This Saturday’s demonstration was a great success. The left has been able to react and to lead the wave of indignation against the Carlos Mazón and the PP. Genova is trying to apportion blame for the disastrous reaction of the central government, but if anything is evident it is that the left knows how to mobilize its own and the right is almost always left out of the game.
This does not mean that the demonstrators gathered in the Town Hall Square and in front of the Generalitat were all sympathizers of the organizing entities. That would be absurd. If the PP tries to sell that message it would fall into the same discourse of Pedro Sánchez and the PSOE when they said that the indignados of Paiporta were “ultra-right”.
What the Popular Party can exploit is the manifesto that was read in front of the Palau de la Generalitat. Identifying Mazón and the PP with the interests of businessmen and capital (against the “workers of the people”) and with the climate change deniers. is, to say the least, to overdo the brakes.. Yesterday it was time for unity and the manifesto, very lukewarm in denouncing the incompetence of the national government, was disjunctive.
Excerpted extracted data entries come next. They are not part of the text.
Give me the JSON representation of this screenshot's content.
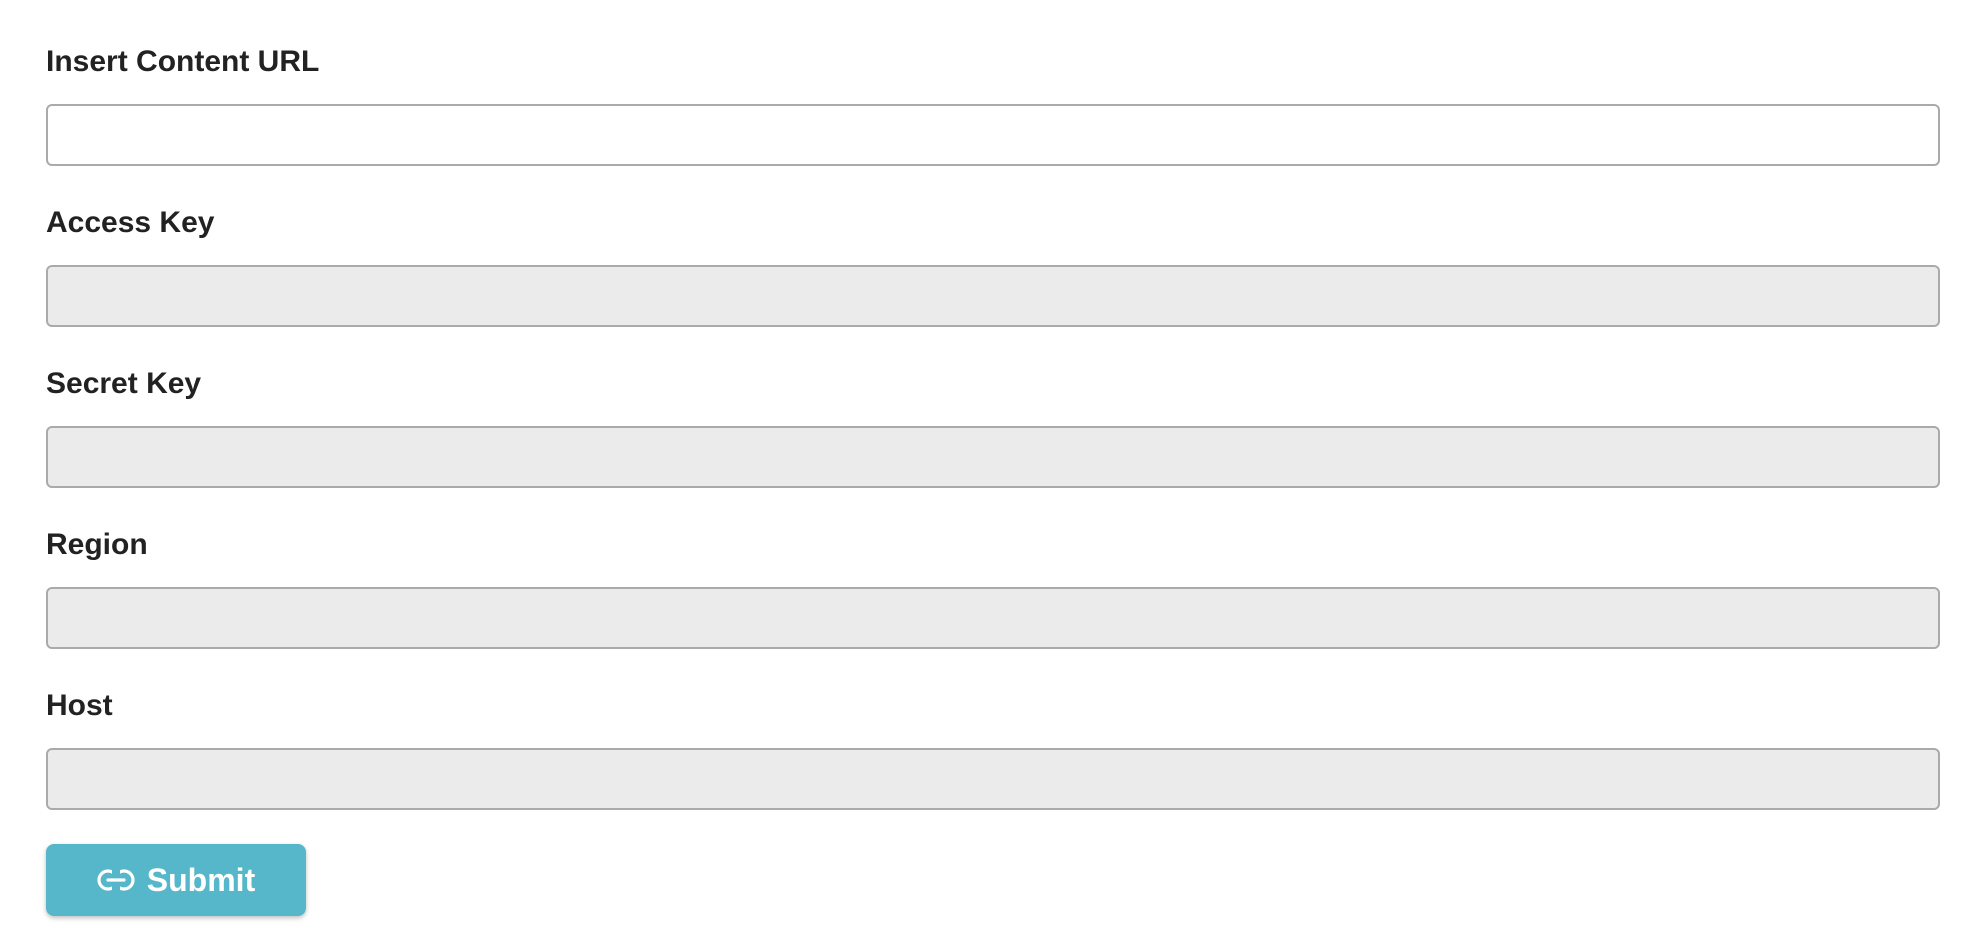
{
  "form": {
    "fields": [
      {
        "label": "Insert Content URL",
        "value": "",
        "placeholder": "",
        "disabled": false
      },
      {
        "label": "Access Key",
        "value": "",
        "placeholder": "",
        "disabled": true
      },
      {
        "label": "Secret Key",
        "value": "",
        "placeholder": "",
        "disabled": true
      },
      {
        "label": "Region",
        "value": "",
        "placeholder": "",
        "disabled": true
      },
      {
        "label": "Host",
        "value": "",
        "placeholder": "",
        "disabled": true
      }
    ],
    "submit": {
      "label": "Submit",
      "icon": "link-icon"
    }
  },
  "colors": {
    "submit_background": "#55b7c9",
    "disabled_input_background": "#ebebeb",
    "input_border": "#aaaaaa",
    "label_text": "#222222"
  }
}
The “Valencian autumn” that began yesterday may provoke a different reaction. If the alternative to the disastrous performance of the Consell are the radical messages, maybe they cause an opposite effect to the desired one. The left is relying on what the historian Raymond Carr wrote, that the Spanish right wing when it lacks leadership and sees that the street mobilizes it locks itself in its house waiting for everything to calm down.
With everything, the Valencian left needed to regain the initiative to stand up to the Consell and its bases have undoubtedly moved successfully.. They will make the foreseeable resignation of Mazón their own and will subsequently ask for an early election to prevent time from reducing the mobilization that they have achieved with remarkable success.